And then Anna hurried on, and Casca was accosted by a man.

“Do you know the woman and the old man?”

Casca shook his head. “The old man is a stranger to me, but not the woman,” was the rejoinder.

“I would have you beware, Casca, the son of Severus: that woman is one of the Christians, though she lives with an old Jew, a dealer in precious stones and pearls, a charlatan and sorcerer. Beware!”

“I know not,” said Casca, with some dignity, “why you should issue these commands against me.”

“I have the best reason. I have to-day, by the special messenger from Verulam, received commands from your father, the noble Severus, that you are to be committed to my care till you come to man’s estate. I went to seek you at the house of Clœlia Pudentia, and she bade me seek you at the schools, and thence again I was sent to the Circus Maximus. Return with me and watch the race out.”

“Nay!” Casca said, “I have had quite enough of the race.”

“You will prefer the Coliseum to-morrow,” the man said, with a malignant smile. “There is fine sport coming on there, to which I bid you. But you must see my credentials for thus accosting you. If you will not return to the Circus, accompany me to my house at the foot of the Quirinal Hill, and I will lay before you your father’s letter. Surely you have heard my name—Antonius Scæva—I hold a high office in the Emperor’s household. I am as well known as the Palatine,” he said, with a cynical smile.

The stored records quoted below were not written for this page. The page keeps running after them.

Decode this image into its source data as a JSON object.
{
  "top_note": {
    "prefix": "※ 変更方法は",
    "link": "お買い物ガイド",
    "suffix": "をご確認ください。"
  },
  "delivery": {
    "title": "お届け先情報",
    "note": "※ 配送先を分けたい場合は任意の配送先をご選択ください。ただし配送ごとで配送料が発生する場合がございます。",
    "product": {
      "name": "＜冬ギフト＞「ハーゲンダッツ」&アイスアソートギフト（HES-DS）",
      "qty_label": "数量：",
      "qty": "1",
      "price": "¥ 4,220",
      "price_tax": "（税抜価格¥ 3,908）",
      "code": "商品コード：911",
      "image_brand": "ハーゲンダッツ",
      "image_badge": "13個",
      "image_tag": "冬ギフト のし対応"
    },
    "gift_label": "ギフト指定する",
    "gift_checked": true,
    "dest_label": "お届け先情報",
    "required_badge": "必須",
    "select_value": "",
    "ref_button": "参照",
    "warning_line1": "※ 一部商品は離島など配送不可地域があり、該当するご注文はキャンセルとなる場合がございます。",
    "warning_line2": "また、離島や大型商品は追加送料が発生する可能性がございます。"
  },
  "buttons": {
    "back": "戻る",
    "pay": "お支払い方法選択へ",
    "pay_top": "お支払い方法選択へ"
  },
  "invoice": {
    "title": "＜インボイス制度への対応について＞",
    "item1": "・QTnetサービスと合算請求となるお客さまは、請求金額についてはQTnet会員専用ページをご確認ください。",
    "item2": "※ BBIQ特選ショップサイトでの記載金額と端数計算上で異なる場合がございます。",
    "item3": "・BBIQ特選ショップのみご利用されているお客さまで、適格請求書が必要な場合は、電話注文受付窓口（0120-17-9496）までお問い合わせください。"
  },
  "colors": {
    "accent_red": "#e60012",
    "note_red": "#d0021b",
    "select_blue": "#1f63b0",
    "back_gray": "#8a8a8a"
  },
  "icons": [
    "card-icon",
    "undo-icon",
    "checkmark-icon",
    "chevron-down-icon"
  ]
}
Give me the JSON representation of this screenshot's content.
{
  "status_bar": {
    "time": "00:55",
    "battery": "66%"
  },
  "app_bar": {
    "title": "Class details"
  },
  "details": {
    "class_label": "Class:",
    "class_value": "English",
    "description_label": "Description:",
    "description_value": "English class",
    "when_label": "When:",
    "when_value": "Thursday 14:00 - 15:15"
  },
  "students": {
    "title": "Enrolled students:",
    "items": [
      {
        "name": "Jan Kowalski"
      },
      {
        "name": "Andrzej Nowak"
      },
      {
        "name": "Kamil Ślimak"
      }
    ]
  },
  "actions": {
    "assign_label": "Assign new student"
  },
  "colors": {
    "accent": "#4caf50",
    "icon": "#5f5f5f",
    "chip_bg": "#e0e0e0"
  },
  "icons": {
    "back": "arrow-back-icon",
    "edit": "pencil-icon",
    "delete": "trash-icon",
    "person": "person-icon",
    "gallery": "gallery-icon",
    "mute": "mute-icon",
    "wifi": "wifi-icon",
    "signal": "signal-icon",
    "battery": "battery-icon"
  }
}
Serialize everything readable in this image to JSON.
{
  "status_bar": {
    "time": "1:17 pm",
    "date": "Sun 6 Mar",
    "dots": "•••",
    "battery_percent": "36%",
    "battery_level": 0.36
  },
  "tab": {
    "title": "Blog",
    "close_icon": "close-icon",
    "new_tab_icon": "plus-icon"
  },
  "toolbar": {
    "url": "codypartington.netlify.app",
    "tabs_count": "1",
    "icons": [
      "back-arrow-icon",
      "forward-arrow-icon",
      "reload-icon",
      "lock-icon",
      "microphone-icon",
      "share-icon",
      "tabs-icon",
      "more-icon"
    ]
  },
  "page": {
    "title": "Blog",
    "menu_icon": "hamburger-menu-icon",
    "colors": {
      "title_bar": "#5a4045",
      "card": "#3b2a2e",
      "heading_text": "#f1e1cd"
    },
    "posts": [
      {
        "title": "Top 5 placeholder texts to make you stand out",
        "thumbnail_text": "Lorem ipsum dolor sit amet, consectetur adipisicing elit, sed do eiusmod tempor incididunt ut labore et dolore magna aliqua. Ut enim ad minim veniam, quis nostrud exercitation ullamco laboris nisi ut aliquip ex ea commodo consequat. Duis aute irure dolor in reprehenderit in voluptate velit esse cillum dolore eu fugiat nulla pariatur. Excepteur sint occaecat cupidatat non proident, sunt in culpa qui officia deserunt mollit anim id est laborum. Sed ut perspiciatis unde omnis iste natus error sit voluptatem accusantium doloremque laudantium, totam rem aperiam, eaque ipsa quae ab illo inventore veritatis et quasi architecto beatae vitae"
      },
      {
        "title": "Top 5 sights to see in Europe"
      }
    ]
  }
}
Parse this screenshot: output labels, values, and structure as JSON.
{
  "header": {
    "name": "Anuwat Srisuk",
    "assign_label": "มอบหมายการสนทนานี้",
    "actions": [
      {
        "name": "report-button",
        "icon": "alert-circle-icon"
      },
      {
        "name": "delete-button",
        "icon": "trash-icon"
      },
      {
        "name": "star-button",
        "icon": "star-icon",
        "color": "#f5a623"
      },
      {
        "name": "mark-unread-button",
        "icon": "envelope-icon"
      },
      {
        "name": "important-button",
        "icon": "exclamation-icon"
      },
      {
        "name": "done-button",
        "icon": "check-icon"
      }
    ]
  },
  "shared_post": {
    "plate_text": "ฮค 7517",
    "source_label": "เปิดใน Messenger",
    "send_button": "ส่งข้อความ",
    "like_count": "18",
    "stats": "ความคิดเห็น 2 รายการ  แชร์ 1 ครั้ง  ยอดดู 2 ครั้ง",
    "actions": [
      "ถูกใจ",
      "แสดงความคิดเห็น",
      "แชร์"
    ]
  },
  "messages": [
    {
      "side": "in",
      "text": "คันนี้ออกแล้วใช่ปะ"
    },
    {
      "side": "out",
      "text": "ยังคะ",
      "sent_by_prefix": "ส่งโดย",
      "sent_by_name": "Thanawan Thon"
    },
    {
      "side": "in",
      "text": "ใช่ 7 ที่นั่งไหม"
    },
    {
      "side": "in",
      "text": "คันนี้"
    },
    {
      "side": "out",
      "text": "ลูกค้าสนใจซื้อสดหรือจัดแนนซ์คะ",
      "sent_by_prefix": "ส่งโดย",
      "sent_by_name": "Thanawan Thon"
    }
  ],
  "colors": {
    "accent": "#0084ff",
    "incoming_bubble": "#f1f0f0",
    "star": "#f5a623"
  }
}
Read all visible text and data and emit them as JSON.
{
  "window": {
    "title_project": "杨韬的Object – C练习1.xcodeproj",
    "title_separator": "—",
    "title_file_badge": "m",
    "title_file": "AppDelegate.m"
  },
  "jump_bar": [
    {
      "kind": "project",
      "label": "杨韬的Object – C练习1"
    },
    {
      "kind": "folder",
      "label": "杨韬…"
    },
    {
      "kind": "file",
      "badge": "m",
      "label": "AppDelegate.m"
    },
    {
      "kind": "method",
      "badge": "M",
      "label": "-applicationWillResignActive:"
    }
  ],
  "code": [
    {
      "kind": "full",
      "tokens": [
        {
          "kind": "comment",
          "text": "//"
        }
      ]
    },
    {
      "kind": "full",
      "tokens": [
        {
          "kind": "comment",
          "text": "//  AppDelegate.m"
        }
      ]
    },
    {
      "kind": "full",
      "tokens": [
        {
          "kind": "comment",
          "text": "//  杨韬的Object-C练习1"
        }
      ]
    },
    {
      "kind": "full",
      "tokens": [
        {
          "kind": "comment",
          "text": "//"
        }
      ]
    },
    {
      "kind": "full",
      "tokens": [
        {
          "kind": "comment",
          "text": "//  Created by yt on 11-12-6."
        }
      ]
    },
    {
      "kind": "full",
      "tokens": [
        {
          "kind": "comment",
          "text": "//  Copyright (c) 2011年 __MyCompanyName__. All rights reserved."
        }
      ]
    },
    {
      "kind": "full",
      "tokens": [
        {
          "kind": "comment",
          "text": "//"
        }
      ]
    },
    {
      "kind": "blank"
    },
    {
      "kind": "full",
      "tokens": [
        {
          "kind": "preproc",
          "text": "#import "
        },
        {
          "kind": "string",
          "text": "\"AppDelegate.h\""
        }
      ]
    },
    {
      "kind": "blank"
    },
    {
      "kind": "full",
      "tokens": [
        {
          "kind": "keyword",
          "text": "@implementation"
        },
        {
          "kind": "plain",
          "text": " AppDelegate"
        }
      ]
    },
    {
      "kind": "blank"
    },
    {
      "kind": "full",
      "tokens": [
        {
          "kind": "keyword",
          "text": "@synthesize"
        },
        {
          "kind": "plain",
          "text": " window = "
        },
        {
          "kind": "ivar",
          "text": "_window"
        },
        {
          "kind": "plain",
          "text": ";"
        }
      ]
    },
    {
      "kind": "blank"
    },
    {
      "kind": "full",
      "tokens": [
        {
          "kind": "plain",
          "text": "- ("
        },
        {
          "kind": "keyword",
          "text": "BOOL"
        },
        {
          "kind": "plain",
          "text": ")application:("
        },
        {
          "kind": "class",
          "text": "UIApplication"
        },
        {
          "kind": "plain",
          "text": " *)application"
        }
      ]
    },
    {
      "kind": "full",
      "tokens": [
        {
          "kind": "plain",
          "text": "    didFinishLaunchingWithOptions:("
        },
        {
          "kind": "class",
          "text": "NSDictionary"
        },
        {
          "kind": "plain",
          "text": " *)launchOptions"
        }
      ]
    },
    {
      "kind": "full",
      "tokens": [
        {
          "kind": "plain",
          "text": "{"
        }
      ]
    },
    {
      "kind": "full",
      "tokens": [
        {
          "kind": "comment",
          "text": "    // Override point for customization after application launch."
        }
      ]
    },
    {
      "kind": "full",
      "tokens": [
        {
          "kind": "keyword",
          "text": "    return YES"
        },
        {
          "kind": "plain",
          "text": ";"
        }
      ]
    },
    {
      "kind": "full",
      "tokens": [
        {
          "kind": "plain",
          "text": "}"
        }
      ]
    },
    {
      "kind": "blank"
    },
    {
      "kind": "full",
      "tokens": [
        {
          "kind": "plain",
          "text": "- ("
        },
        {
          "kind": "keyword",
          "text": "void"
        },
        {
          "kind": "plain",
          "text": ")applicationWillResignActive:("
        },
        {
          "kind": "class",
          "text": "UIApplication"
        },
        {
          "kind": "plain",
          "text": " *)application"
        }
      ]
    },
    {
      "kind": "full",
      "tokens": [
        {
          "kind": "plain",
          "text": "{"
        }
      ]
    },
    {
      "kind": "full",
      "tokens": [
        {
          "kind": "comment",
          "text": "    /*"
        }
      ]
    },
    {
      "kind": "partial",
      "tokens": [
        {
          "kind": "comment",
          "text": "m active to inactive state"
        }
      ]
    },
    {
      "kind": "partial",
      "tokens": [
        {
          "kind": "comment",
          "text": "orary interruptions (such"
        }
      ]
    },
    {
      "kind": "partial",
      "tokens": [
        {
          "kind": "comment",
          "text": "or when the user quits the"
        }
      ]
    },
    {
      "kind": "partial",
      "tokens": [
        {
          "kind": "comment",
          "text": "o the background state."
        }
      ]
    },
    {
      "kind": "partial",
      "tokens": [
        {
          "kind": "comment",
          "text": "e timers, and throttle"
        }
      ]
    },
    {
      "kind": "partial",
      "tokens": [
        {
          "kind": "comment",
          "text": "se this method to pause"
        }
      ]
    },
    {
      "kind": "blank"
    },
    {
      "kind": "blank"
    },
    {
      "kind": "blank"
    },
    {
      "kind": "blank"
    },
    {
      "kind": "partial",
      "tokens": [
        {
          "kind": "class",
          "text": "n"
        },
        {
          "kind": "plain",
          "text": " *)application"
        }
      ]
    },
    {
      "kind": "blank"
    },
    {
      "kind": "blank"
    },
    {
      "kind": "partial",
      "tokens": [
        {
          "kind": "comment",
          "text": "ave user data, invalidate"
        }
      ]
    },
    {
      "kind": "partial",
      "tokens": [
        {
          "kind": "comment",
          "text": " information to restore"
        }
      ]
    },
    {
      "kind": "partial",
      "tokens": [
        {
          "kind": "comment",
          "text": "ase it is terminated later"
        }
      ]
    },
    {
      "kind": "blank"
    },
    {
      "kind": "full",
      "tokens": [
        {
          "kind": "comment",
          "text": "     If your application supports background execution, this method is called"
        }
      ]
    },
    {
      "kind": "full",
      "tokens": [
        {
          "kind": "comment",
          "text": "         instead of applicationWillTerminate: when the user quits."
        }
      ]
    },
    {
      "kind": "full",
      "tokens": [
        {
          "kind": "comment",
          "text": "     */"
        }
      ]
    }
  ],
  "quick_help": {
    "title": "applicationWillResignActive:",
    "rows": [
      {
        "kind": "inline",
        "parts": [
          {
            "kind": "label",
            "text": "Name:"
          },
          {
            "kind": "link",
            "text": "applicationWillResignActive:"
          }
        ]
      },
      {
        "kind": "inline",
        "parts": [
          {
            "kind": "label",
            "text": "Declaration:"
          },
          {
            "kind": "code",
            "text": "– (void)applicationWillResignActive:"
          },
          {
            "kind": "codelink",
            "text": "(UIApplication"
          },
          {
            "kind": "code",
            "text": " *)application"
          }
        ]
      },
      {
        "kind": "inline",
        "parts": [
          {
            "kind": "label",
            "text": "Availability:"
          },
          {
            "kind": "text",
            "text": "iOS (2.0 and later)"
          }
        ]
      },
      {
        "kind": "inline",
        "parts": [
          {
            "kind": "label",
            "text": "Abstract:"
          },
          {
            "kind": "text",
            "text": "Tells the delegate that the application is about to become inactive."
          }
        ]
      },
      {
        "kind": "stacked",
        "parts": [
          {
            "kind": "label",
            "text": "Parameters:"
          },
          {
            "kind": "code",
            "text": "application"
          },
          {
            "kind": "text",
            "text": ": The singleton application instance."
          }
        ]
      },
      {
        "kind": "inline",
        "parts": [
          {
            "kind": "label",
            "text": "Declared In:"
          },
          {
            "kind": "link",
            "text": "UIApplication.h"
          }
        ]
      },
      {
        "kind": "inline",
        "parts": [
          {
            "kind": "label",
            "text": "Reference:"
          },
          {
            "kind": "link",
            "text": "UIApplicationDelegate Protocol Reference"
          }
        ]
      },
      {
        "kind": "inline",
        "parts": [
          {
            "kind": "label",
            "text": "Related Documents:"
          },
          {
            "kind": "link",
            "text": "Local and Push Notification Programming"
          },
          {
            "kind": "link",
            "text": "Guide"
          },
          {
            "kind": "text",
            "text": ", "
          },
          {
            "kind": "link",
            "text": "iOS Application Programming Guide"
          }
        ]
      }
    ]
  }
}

Casca accompanied his new companion rather reluctantly, and listened to his somewhat bombastic talk with disgust.

He would greatly have preferred remaining with Clœlia, in the quiet retirement of her humble home. He dreaded the return to the life that he had led at Verulam, and yet the commands of his father, he knew too well, could not be set aside, and he had no alternative but to obey.